As part of its response to President Biden’s Executive Order on Advancing Racial Equity and Support for Underserved Communities, VEO is engaged in research in partnership with the Veterans Benefits Administration and the Diversity, Equity, and Inclusion Division of the Veterans Health Administration’s Modernization Office. Together, with support from Booz Allen’s HCD team, the partnership focuses on Veteran members of underserved communities that have been historically underrepresented in the federal government and underserved by, or subject to discrimination in, federal policies and programs. This effort includes: 

  • Working with Native American Veterans, starting in 2021, to develop a journey map and other informational aids that will help the Veterans Benefits Administration improve existing outreach programs and build new solutions tailored to Native American Veteran community needs.
  • Interviewing transgender Veterans, to help VA to gather information on unique challenges for transgender Veterans.
  • Working with VEO and VA’s LGBTQ+ Veteran Work Group to conduct research to highlight the bright spots and pain points encountered by the LGBTQ+ Veteran community when navigating VHA. This research also informed the development of a Quick Start Guide for LGBTQ+ Veterans and outlined short and long-term interventions for VA’s LGBTQ+ Veteran Work Group to focus on in order to enhance services to this population.
  • Designing a journey map that showed a gender-based difference in Veterans’ benefit experience journey and trust of VA, which helped VEO develop a training module for delivering better care to women Veterans, and a medical and socio-emotional timeline tool to help them gain a clearer view of their own health histories and needs.
  • Interviewing various minority and underrepresented Veteran groups across the nation to better understand the experience of minority Veterans in seeking care at their local VA to inform solutions to some of the hurdles identified in this research.

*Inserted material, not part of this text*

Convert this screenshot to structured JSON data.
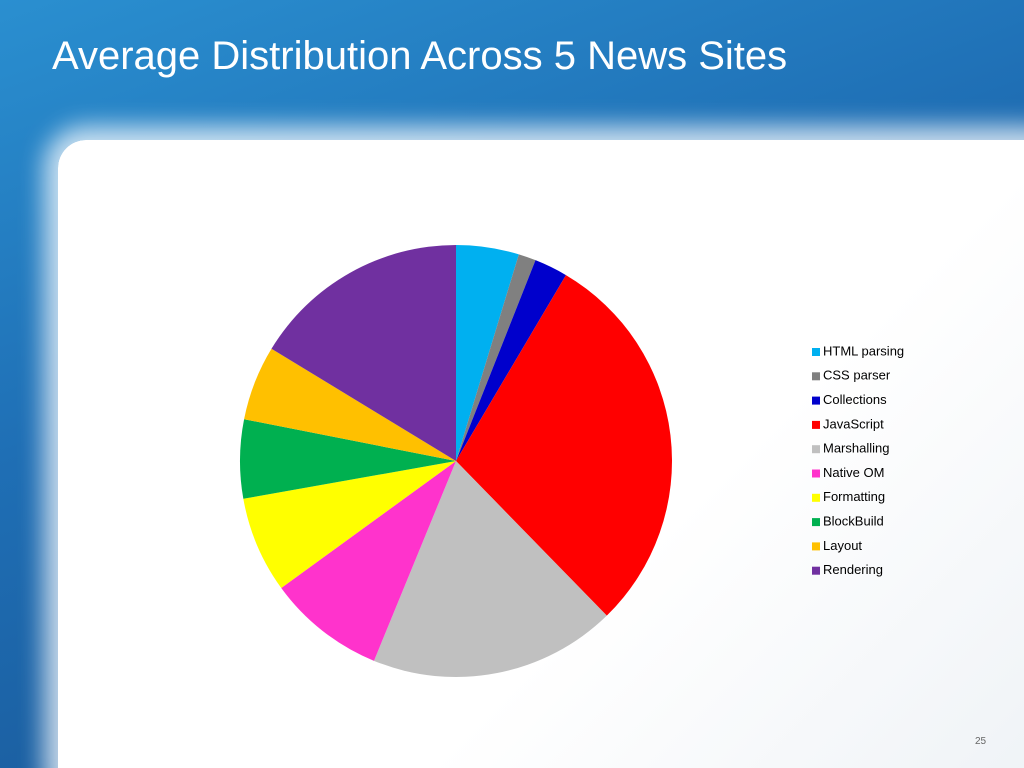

In 2018, VEO was highlighted by the President’s Management Agenda as a federal leader for CX work, and in June 2021, when VA noted a 24% increase in Veterans’ trust of the agency since 2016, it cited CX work as a contributing factor.

The work at VEO is just one of the many ways that VA is advancing efforts to provide equitable service across all demographics of American Veterans, and the many ways that Booz Allen is helping the federal government serve the U.S. population more inclusively.